Este libro del fallecido León Ferrari es un collage de infamias. Se compone de poemas y de montajes visuales. Los poemas son a la vez collages escritos, cadáveres exquisitos compuestos con citas bíblicas de la atrocidad. Los montajes fotográficos con imágenes de torturas sublimadas por la iconografía religiosa y yuxtapuestas luego sobre fondos fotográficos documentales de la época del llamado Proceso (dictadura militar argentina) ocupan la mitad del libro. Es el libro de un hereje.

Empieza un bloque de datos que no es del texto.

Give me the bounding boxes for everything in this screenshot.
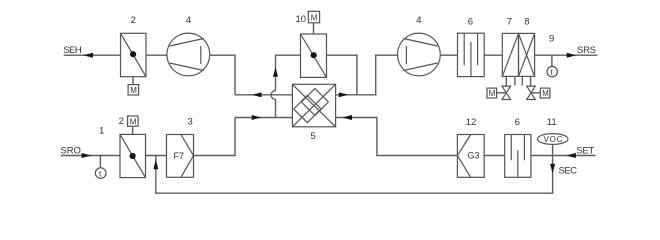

Un libro de imágenes tan desconcertantes que perturban aún más al saber que el orden del mundo al que aludían era peor que las contradicciones que se revelan aquí con magnífico sarcasmo. Las obras de Ferrari fueron condenadas por los jerarcas militares (en 1996 el periódico Página 12 las usó como ilustración del proceso NUNCA MÁS) con el argumento de que era un agravio contra una institución patriótica compuesta por argentinos que cumplían con el deber de proteger a la comunidad (de la amenaza comunista). Ferrari respondió que si torturas a quien debes proteger, entonces la amenaza y el infame eres tú, y que un notable progreso de la humanidad es que al menos la protesta militar venía por escrito porque varios años atrás la respuesta hubiera venido por la punta de la macana eléctrica.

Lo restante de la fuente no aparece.